Chet Baker fue un intérprete legendario. Trompeta y voz del jazz capaz de generar una atención en las salas que, curiosamente, es una de las sensaciones más documentadas en las crónicas desde los 50 y hasta su muerte. Silencio para capturar un icono tan retratado que incluso en 2018 se reeditaron 18 de sus discos más importantes forrados de las estampas que William Claxton captó. Este fotógrafo no menos legendario admitió que fue una suerte tener a Baker frente al objetivo. En Jazz Images, revista a la que sirvió y que encumbró a tantos, le compraban absolutamente todo lo que tuviera de Baker. Las chicas aporreaban el cristal de los quioscos desde Manhattan a cualquier barrio de Los Ángeles. Querían poseer a ese chico. A esa divinidad que, por si fuera poco, interpretaba con una pasmosa facilidad aquellas canciones. Canciones que, como recuerdan los músicos que le acompañaron, se aprendía sin partituras, con una sola escucha. Tenía eso que llama ‘oído absoluto’. ¿Y qué más?
Baker tenía tantos dones que resultaba insoportable. Incluso para él mismo.

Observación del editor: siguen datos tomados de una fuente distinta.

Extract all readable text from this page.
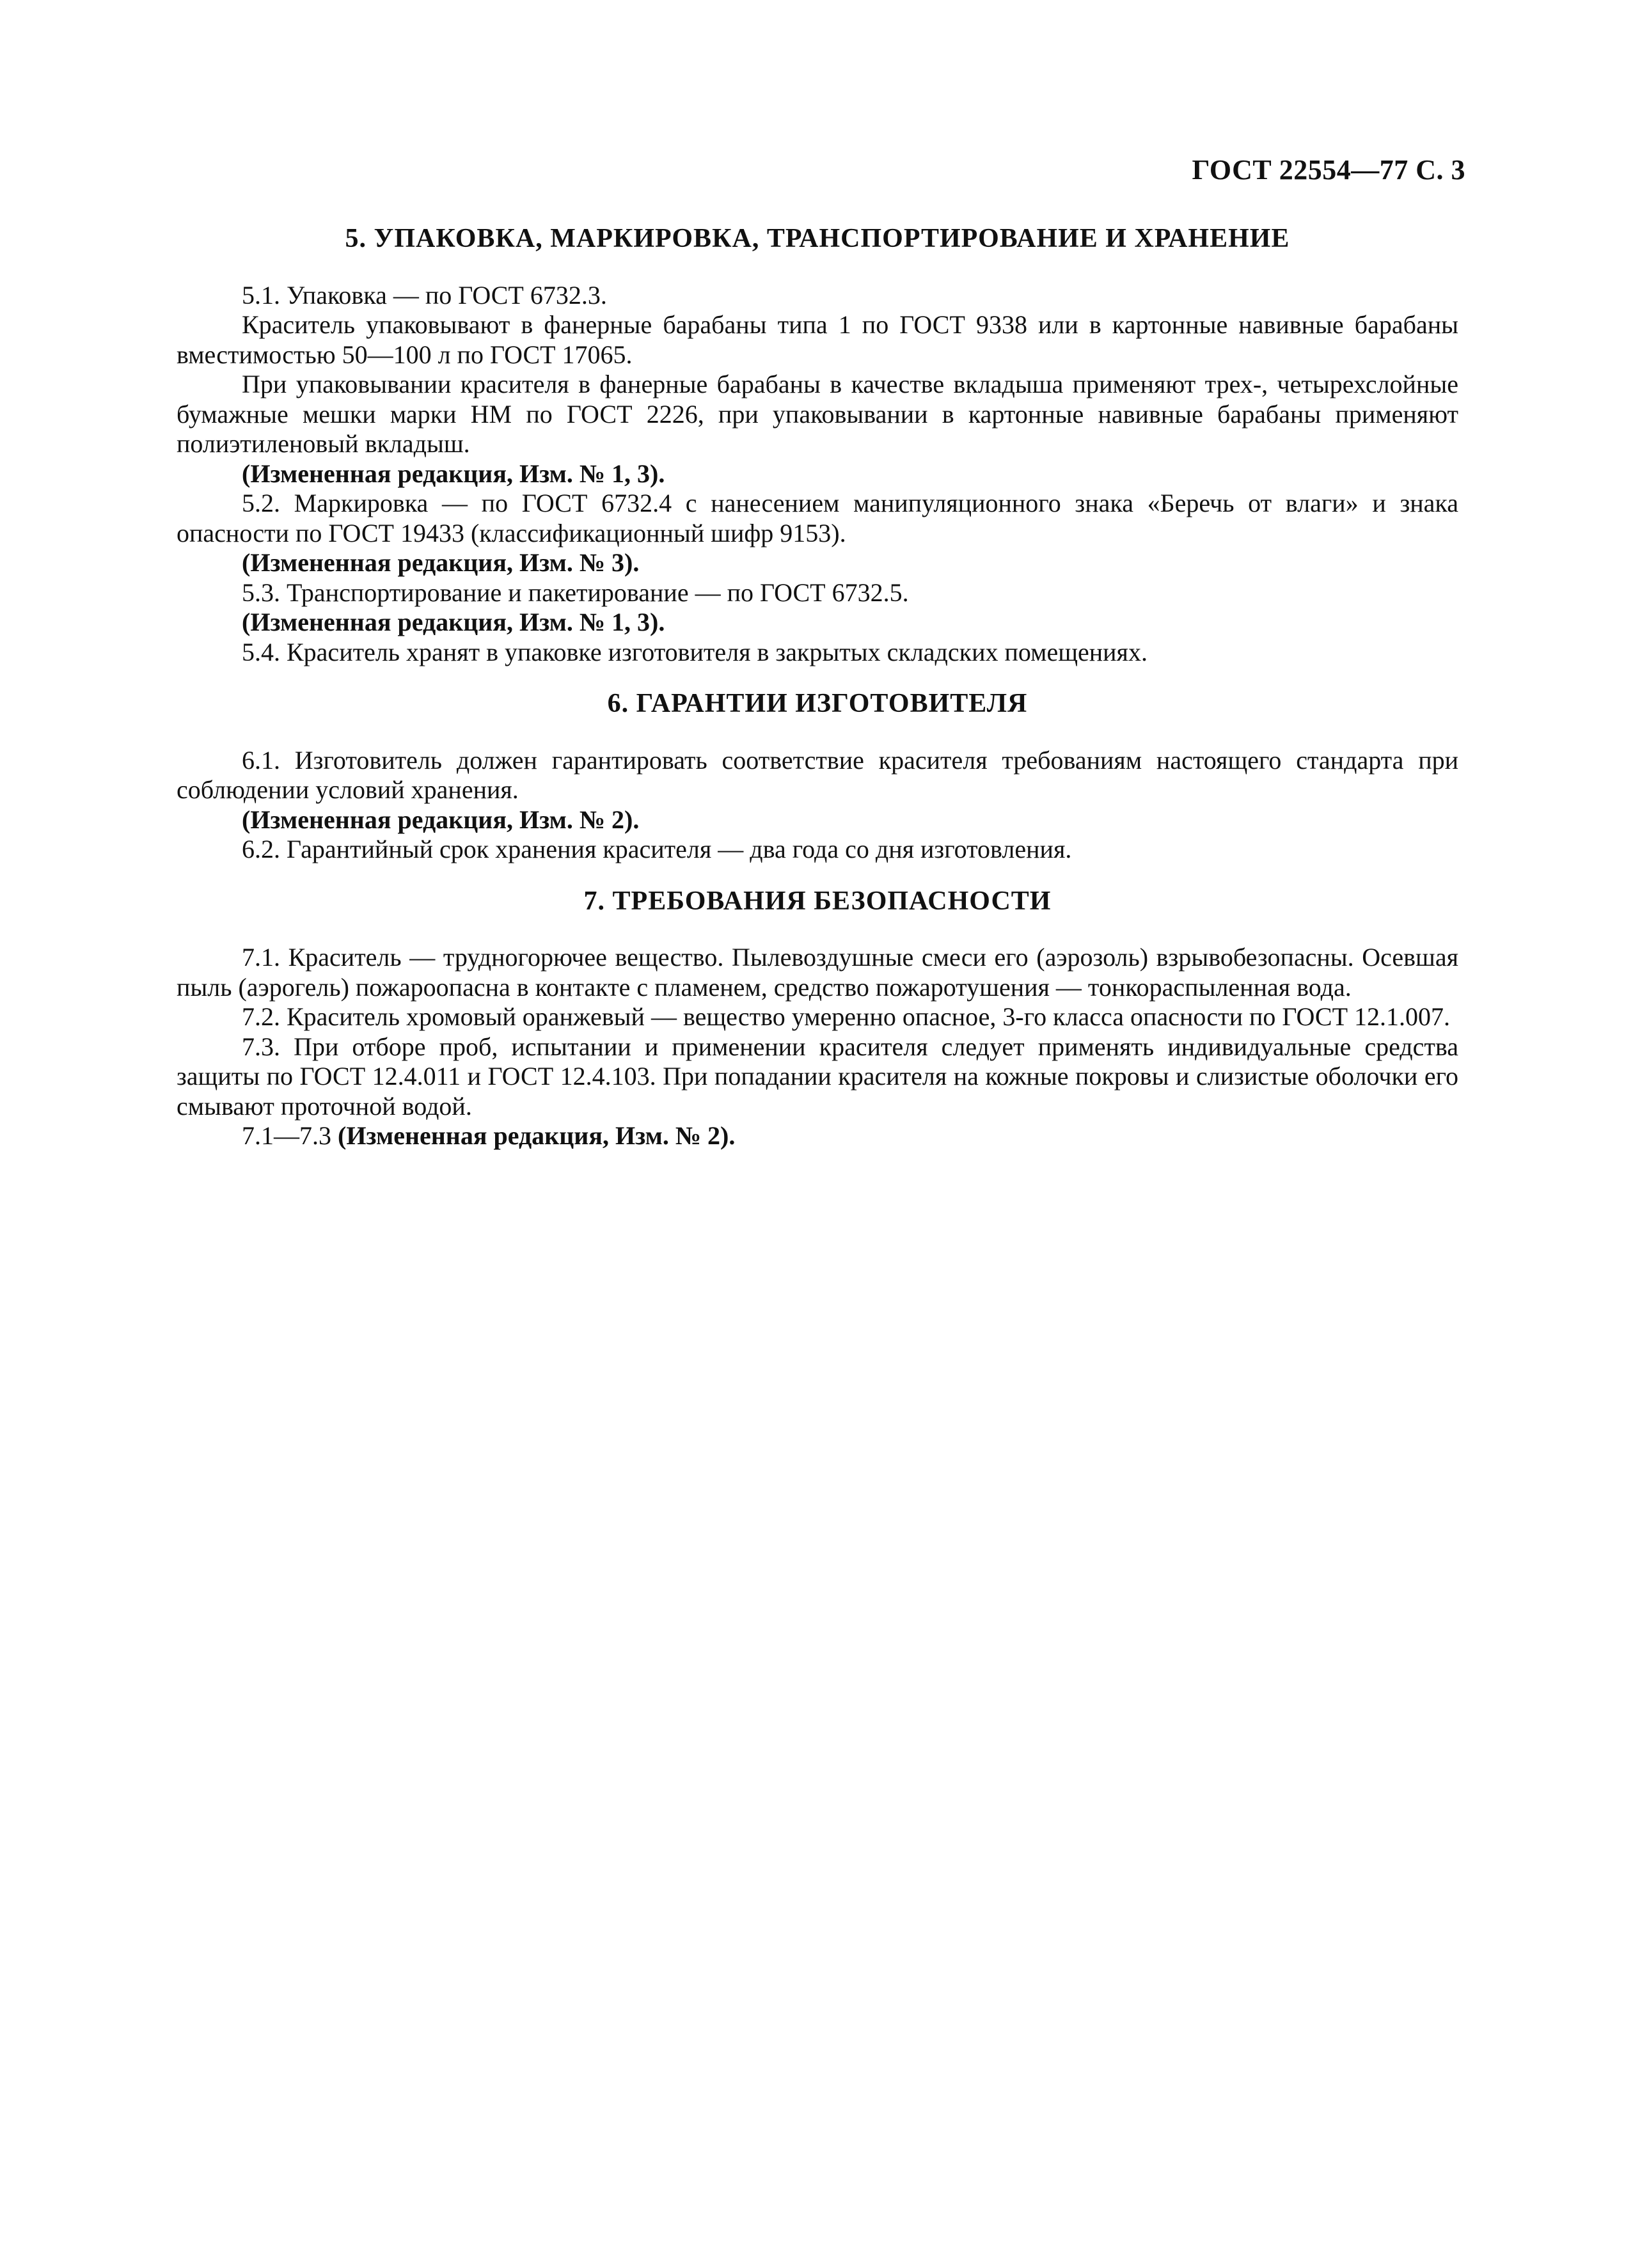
ГОСТ 22554—77 С. 3
5. УПАКОВКА, МАРКИРОВКА, ТРАНСПОРТИРОВАНИЕ И ХРАНЕНИЕ

5.1. Упаковка — по ГОСТ 6732.3.

Краситель упаковывают в фанерные барабаны типа 1 по ГОСТ 9338 или в картонные навивные барабаны вместимостью 50—100 л по ГОСТ 17065.

При упаковывании красителя в фанерные барабаны в качестве вкладыша применяют трех-, четырехслойные бумажные мешки марки НМ по ГОСТ 2226, при упаковывании в картонные навивные барабаны применяют полиэтиленовый вкладыш.

(Измененная редакция, Изм. № 1, 3).

5.2. Маркировка — по ГОСТ 6732.4 с нанесением манипуляционного знака «Беречь от влаги» и знака опасности по ГОСТ 19433 (классификационный шифр 9153).

(Измененная редакция, Изм. № 3).

5.3. Транспортирование и пакетирование — по ГОСТ 6732.5.

(Измененная редакция, Изм. № 1, 3).

5.4. Краситель хранят в упаковке изготовителя в закрытых складских помещениях.

6. ГАРАНТИИ ИЗГОТОВИТЕЛЯ

6.1. Изготовитель должен гарантировать соответствие красителя требованиям настоящего стандарта при соблюдении условий хранения.

(Измененная редакция, Изм. № 2).

6.2. Гарантийный срок хранения красителя — два года со дня изготовления.

7. ТРЕБОВАНИЯ БЕЗОПАСНОСТИ

7.1. Краситель — трудногорючее вещество. Пылевоздушные смеси его (аэрозоль) взрывобезопасны. Осевшая пыль (аэрогель) пожароопасна в контакте с пламенем, средство пожаротушения — тонкораспыленная вода.

7.2. Краситель хромовый оранжевый — вещество умеренно опасное, 3-го класса опасности по ГОСТ 12.1.007.

7.3. При отборе проб, испытании и применении красителя следует применять индивидуальные средства защиты по ГОСТ 12.4.011 и ГОСТ 12.4.103. При попадании красителя на кожные покровы и слизистые оболочки его смывают проточной водой.

7.1—7.3 (Измененная редакция, Изм. № 2).
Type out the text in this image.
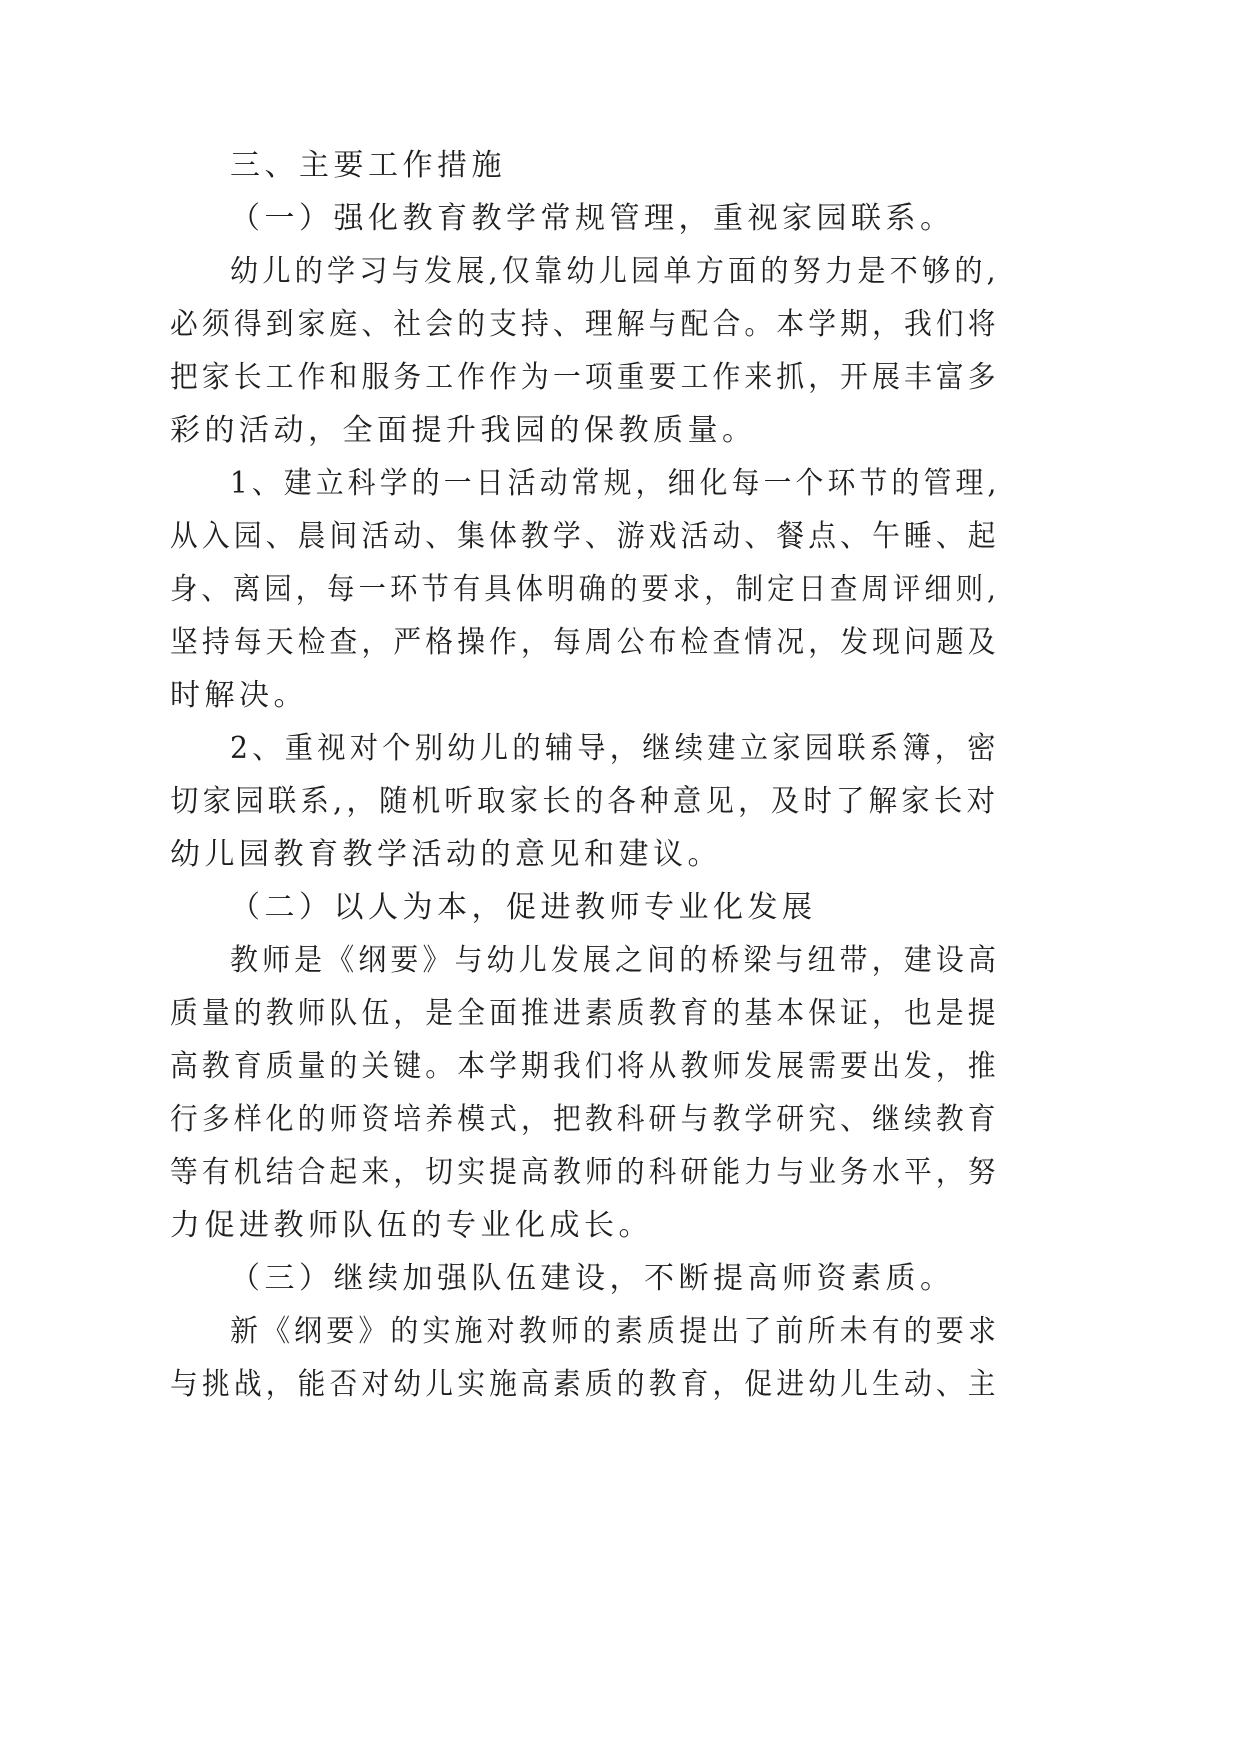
三、主要工作措施
（一）强化教育教学常规管理，重视家园联系。
幼儿的学习与发展,仅靠幼儿园单方面的努力是不够的,
必须得到家庭、社会的支持、理解与配合。本学期，我们将
把家长工作和服务工作作为一项重要工作来抓，开展丰富多
彩的活动，全面提升我园的保教质量。
1、建立科学的一日活动常规，细化每一个环节的管理,
从入园、晨间活动、集体教学、游戏活动、餐点、午睡、起
身、离园，每一环节有具体明确的要求，制定日查周评细则,
坚持每天检查，严格操作，每周公布检查情况，发现问题及
时解决。
2、重视对个别幼儿的辅导，继续建立家园联系簿，密
切家园联系,，随机听取家长的各种意见，及时了解家长对
幼儿园教育教学活动的意见和建议。
（二）以人为本，促进教师专业化发展
教师是《纲要》与幼儿发展之间的桥梁与纽带，建设高
质量的教师队伍，是全面推进素质教育的基本保证，也是提
高教育质量的关键。本学期我们将从教师发展需要出发，推
行多样化的师资培养模式，把教科研与教学研究、继续教育
等有机结合起来，切实提高教师的科研能力与业务水平，努
力促进教师队伍的专业化成长。
（三）继续加强队伍建设，不断提高师资素质。
新《纲要》的实施对教师的素质提出了前所未有的要求
与挑战，能否对幼儿实施高素质的教育，促进幼儿生动、主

Es lo que supura en el documental Let’s Get Lost (Bruce Weber, 1988), inmejorable epílogo a una vida y cuyo director, por cierto, acabó pagando buena parte de la repatriación del cuerpo a EE UU y el sepelio. «Baker deformó su discografía a base de grabaciones de todo tipo. Cualquier tipo que le contrataba, grababa la actuación y al final de la misma le ofrecía darle 500, 600 o 1.000 dólares si firmaba los derechos para distribuirla. Cogía la pasta y se iba a pillar», así lo resume De la Cavada. «Era algo absurdo ir a las tiendas de discos y encontrar docenas de álbumes inéditos de Baker». Una fuente inagotable de grabaciones en sellos italianos, franceses o alemanes. Directos y más directos a los que ahora se podría sumar el que se halla detrás de esta instantánea.
Martí cuenta por primera vez en GQ que el concierto de Valencia «está perfectamente grabado y listo para su publicación». Negociación mediante con uno de los sellos de referencia del jazz europeo, se editará como uno de sus últimos directos. El último en España. De aquella noche rescatamos 30 años después esta imagen, con toda la profundidad que la fotografía de Vicent nos ofrece. Luces y sombras, con la trompeta caída. Ángel y demonio. Mito y maldito. Deformado en el objetivo antes de fundirse a negro con los ojos cerrados.